Brussels (Brussels Morning) An Iraqi preacher suspected of being the head of Islamic State in Germany was sentenced on Wednesday to 10.5 years in prison for supporting terrorism in a trial of members of a recruiting network for foreign Islamist fighters, dpa reported.
The 37-year old Abu Walaa, a former imam at an infamous mosque in Hildesheim that attracted Islamists from across Germany, was found guilty by a Celle court of supporting terrorism and of membership in a terrorist organisation.
Recruited for militia
According to the verdict, Walaa and his three co-defendants recruited young people, predominantly from northwestern Germany, to defend territories in Iraq and Syria controlled by the Islamist terrorist militia.

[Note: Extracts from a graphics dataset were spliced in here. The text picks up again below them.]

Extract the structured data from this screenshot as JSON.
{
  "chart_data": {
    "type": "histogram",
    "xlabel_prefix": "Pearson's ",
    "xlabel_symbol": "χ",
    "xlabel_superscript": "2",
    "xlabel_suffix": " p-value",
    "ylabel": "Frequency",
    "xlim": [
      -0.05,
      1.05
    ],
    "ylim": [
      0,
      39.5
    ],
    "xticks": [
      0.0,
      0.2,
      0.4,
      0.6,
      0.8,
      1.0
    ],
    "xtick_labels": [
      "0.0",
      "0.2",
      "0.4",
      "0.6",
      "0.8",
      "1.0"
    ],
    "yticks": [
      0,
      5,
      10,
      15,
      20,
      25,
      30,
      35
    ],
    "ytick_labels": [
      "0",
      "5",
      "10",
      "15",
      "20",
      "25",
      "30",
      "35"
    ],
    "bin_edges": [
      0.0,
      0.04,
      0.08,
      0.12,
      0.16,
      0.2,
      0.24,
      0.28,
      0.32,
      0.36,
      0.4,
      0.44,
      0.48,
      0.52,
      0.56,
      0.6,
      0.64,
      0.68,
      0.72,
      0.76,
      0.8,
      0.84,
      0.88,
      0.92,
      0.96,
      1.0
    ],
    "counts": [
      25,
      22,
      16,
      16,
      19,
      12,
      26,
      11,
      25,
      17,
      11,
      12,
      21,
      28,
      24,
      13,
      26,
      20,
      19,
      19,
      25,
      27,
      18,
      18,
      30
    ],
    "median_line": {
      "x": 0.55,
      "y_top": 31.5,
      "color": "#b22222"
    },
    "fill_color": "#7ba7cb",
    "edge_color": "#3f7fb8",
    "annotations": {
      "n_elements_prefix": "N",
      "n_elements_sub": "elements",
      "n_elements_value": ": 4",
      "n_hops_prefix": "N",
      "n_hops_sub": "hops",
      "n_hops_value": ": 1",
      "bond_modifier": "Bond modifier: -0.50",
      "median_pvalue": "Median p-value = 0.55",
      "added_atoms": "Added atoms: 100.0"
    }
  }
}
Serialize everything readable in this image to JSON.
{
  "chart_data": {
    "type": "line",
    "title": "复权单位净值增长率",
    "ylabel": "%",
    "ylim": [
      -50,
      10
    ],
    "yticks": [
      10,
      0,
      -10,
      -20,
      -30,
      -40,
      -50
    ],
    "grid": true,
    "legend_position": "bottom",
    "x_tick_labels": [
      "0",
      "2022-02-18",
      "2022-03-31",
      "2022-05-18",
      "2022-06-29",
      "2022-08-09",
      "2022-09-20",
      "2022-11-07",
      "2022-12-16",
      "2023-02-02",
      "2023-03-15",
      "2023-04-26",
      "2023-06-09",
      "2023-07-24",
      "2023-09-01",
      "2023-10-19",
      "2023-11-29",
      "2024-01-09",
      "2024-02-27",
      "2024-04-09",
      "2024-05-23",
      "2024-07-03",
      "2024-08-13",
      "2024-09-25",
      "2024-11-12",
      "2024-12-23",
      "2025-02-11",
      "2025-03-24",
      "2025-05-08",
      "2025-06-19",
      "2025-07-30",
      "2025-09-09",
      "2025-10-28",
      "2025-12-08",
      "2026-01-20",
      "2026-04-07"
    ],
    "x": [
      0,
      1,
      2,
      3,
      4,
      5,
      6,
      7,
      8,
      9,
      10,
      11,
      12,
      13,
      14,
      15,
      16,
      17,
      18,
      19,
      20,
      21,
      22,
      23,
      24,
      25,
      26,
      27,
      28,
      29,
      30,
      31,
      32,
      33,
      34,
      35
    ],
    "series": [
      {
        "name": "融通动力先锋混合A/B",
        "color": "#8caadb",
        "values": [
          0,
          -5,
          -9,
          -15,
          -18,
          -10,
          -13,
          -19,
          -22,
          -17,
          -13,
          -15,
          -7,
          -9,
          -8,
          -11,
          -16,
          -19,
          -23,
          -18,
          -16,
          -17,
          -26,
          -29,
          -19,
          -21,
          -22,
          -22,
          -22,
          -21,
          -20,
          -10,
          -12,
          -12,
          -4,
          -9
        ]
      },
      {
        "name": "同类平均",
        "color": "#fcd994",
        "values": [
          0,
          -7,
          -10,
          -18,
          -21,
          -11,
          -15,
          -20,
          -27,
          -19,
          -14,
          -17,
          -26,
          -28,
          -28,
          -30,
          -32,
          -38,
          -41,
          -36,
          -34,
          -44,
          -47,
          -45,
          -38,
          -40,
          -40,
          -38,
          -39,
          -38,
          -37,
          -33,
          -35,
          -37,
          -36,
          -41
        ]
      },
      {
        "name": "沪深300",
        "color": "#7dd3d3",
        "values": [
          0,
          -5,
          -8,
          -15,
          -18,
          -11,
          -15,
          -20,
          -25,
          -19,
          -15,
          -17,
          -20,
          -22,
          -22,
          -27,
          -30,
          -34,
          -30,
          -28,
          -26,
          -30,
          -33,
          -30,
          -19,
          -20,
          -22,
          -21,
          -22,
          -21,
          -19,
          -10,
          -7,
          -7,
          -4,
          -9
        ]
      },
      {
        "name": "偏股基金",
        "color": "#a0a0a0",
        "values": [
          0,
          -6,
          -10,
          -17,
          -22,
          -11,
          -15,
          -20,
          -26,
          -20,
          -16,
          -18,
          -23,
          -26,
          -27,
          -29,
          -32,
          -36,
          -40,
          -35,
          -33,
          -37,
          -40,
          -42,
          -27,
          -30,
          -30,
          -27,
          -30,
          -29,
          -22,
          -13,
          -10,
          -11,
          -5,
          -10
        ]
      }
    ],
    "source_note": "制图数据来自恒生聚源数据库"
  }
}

Walaa’s co-defendants were given custodial sentences of between four and eight year. The longest sentence was handed down to a German-Serbian man who provided his apartment in Dortmund to Anis Amri, an Islamic terrorist who went on to carry out the Berlin Christmas market attack in 2016.
Undercover informant
Amri’s links to Walaa’s recruitment network triggered the German police’s initial interest in the group. Part of the prosecution’s case was based on evidence provided by an undercover police informant, who had visited the cell’s prayer room in the Dortmund apartment.
A separate, key witness in the trial was a young man from Gelsenkirchen, who had fallen in with Islamist circles at a young age, but later turned his back on the Islamic State and decided to cooperate with the German authorities.